Golden Energy Offshore’s sugar daddy
Golden Energy Offshore is the heir to Ugelstad Shipping, which was founded in 1928 and entered the offshore sector in 1974. The company has maintained a public listing in Oslo with a fleet of just three PSVs, two of them PX121 design, after it sold the UT755 design Energy Scout last year.
However, it has the backing of the powerful private credit and equity player Oaktree, a long-time player in the wider shipping industry. Oaktree backed Genco Shipping and Trading, a US-based operator of more than 50 dry bulk cargo vessels that went public in 2005. In 2010, it paid US$100 million for a majority stake in Gulmar, a Dubai-based operator of diving support vessels, which it renamed Harkand, and it invested €200 million (then worth US$280 million) in Beluga Shipping, a German operator of heavy-lift ships.

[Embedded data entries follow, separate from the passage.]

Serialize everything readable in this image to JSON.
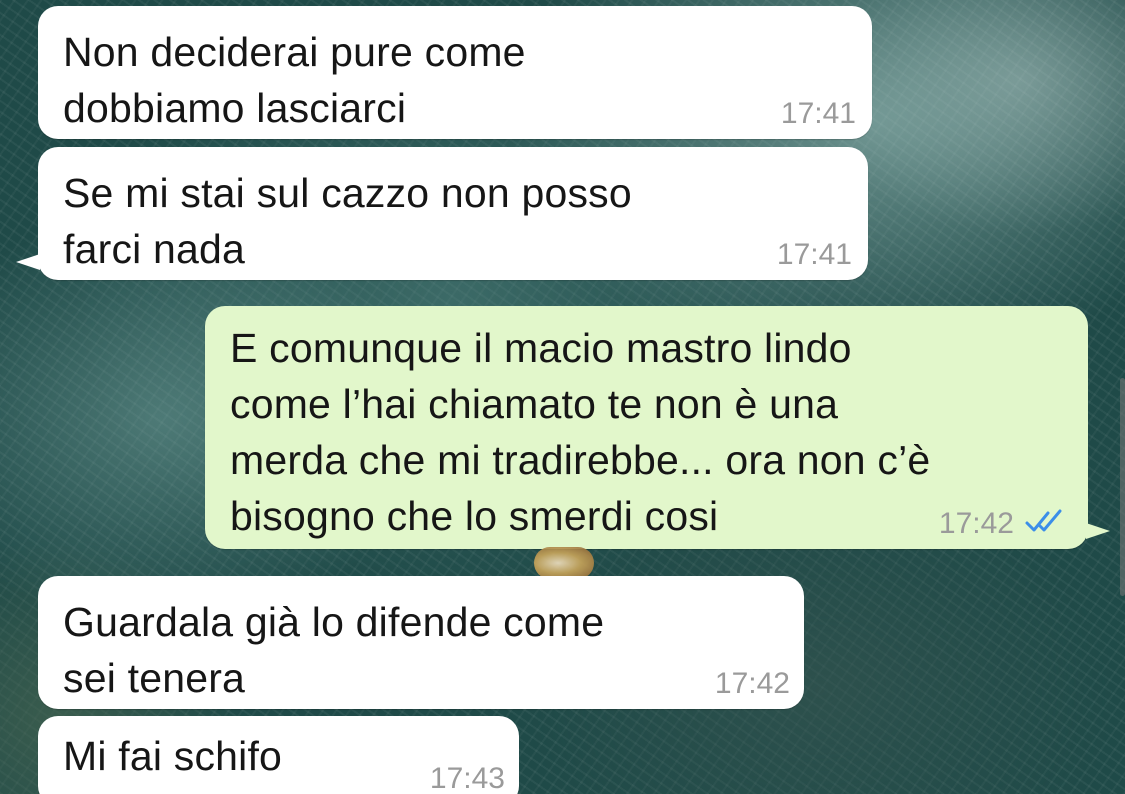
{
  "chat": {
    "messages": [
      {
        "id": "m1",
        "direction": "incoming",
        "text": "Non deciderai pure come\ndobbiamo lasciarci",
        "time": "17:41"
      },
      {
        "id": "m2",
        "direction": "incoming",
        "text": "Se mi stai sul cazzo non posso\nfarci nada",
        "time": "17:41"
      },
      {
        "id": "m3",
        "direction": "outgoing",
        "text": "E comunque il macio mastro lindo\ncome l’hai chiamato te non è una\nmerda che mi tradirebbe... ora non c’è\nbisogno che lo smerdi cosi",
        "time": "17:42",
        "status_icon": "double-check-read-icon"
      },
      {
        "id": "m4",
        "direction": "incoming",
        "text": "Guardala già lo difende come\nsei tenera",
        "time": "17:42"
      },
      {
        "id": "m5",
        "direction": "incoming",
        "text": "Mi fai schifo",
        "time": "17:43"
      }
    ]
  },
  "colors": {
    "incoming_bubble": "#ffffff",
    "outgoing_bubble": "#e2f7cb",
    "read_ticks": "#3c8ee8",
    "timestamp": "#9a9a9a"
  }
}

Oaktree is the majority owner of Golden Energy Offshore with 49.99 per cent of the shares in the company and also funded the acquisition of the Vroon vessels through its Fleetscape ship finance subsidiary. Fleetscape lent US$92 million for five years at a margin of 650 basis points over the Secured Overnight Financing Rate (SOFR, the successor to Libor). SOFR was 5.31 per cent on Friday, so Golden Energy Offshore is paying just under 12 per cent for its loan, along with an upfront fee of 1.6 per cent, another nice US$1 million bonus to someone. Oaktree is also major investor in ship manager OSM Thome, which provides crewing and technical management to Golden Energy Offshore.
As a listed company now operating seven modern large PSVs, Golden Energy Offshore provides an excellent vehicle for Oaktree, with flexibility to provide both equity financing and debt. As European banks increasingly withdraw from financing offshore assets, which are perceived to be dirty and polluting, we can expect more private players like Oaktree to enter the space.

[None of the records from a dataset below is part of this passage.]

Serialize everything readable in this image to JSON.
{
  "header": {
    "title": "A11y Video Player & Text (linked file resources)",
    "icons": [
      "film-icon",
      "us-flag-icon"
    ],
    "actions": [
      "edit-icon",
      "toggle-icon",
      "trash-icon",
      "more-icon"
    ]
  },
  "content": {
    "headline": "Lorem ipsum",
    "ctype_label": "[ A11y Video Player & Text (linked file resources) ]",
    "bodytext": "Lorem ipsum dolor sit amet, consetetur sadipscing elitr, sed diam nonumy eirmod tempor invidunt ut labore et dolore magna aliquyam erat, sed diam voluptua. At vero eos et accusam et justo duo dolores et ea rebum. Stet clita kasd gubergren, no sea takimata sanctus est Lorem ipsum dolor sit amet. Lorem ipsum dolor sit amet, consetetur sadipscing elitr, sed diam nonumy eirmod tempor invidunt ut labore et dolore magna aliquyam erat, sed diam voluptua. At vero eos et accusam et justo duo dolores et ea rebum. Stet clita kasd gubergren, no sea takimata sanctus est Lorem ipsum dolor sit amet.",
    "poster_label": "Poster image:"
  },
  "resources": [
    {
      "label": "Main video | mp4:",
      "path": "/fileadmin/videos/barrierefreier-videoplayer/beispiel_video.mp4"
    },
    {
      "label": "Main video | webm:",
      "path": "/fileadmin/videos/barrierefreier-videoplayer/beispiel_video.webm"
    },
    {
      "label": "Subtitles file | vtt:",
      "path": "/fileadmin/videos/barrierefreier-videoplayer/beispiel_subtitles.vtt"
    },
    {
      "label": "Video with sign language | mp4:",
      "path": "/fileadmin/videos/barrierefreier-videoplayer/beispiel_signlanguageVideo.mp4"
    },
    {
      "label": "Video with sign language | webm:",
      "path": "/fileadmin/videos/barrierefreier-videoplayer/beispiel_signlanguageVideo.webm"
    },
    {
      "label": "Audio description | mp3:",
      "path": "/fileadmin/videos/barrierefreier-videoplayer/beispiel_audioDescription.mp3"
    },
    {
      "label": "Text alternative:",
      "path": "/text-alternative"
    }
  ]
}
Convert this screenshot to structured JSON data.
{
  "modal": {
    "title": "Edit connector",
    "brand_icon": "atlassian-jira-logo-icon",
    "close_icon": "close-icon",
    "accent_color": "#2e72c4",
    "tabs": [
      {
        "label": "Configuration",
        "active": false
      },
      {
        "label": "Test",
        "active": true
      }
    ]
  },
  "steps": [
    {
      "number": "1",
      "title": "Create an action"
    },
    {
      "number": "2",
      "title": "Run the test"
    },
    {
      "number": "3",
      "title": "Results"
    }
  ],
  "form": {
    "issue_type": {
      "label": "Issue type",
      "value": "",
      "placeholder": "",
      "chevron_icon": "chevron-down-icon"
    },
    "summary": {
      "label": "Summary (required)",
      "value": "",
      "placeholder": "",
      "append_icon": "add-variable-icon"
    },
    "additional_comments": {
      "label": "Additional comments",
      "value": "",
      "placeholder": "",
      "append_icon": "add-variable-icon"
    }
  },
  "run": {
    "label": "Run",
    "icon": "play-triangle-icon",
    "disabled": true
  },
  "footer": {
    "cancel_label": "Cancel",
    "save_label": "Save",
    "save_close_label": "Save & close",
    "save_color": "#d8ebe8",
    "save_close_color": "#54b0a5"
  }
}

The returns are just too high to ignore.
The US$410 million estimate
So how did I reach the US$410 million estimate? I should stress it is an estimate and if you wish to go on the record as one of the buyers, feel free to email the editor. We at Baird Maritime are always open to correction.
We believe that the two walk-to-work vessels are being touted at US$70 million together by Vroon’s banks, that Golden Energy Offshore paid US$94 million for its five ships, and that Rederij Groen paid US$7 million for its two seismic chase vessels from the 5,150bhp AHTS fleet. That’s a subtotal of US$171 million.

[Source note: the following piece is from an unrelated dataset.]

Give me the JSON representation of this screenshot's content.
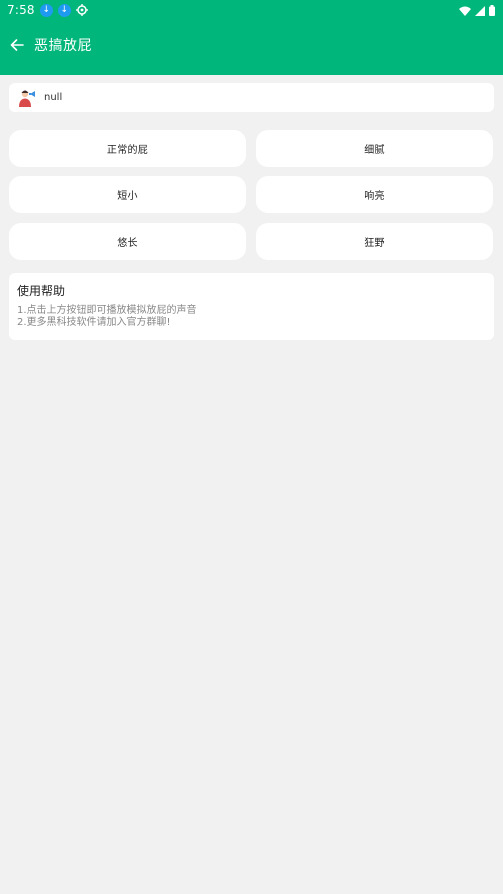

I reckon – finger in the air, strictly without guarantee – that Britoil paid in the region of US$239 million for its 29 meaningful vessels with their contracts and the support of the highly-regarded shore teams. We assign nil value to the tiny 385DWT VOS Tramontana. We reckon the two PX121s went for US$42 million, on a par with the Golden Energy Offshore price, that the four 80 tonnes BP AHTS were priced at US$7 million each (total US$28 million), the remaining ten 5,150hp vessels at US$3 million each average (total US$30 million), depending on their docking statuses, the two other subsea vessels (VOS Sugar and VOS Star) at US$20 million total, and the remaining eleven PSVs probably went for an average price of just under US$11 million each, with the modern KCM 80-metre units fetching maybe US$15 million apiece, and the older Damen and UT755Ls going for higher single digits, and the two KCM 75-metre units VOS Prudence and VOS Purpose, close to the average.
With Britoil finally sold, that leaves (checks notes) closure for the Bourbon, DOF, and Solstad fleets, which all have what can politely be described as “lender shareholder profiles”, and for a couple of private equity exits. We’ll keep you posted.
With Tidewater’s competitors in disarray and distracted, the company can rest easy for now.
Golden Energy Offshore’s latest presentation is very bullish in the PSV market. It has to be, right?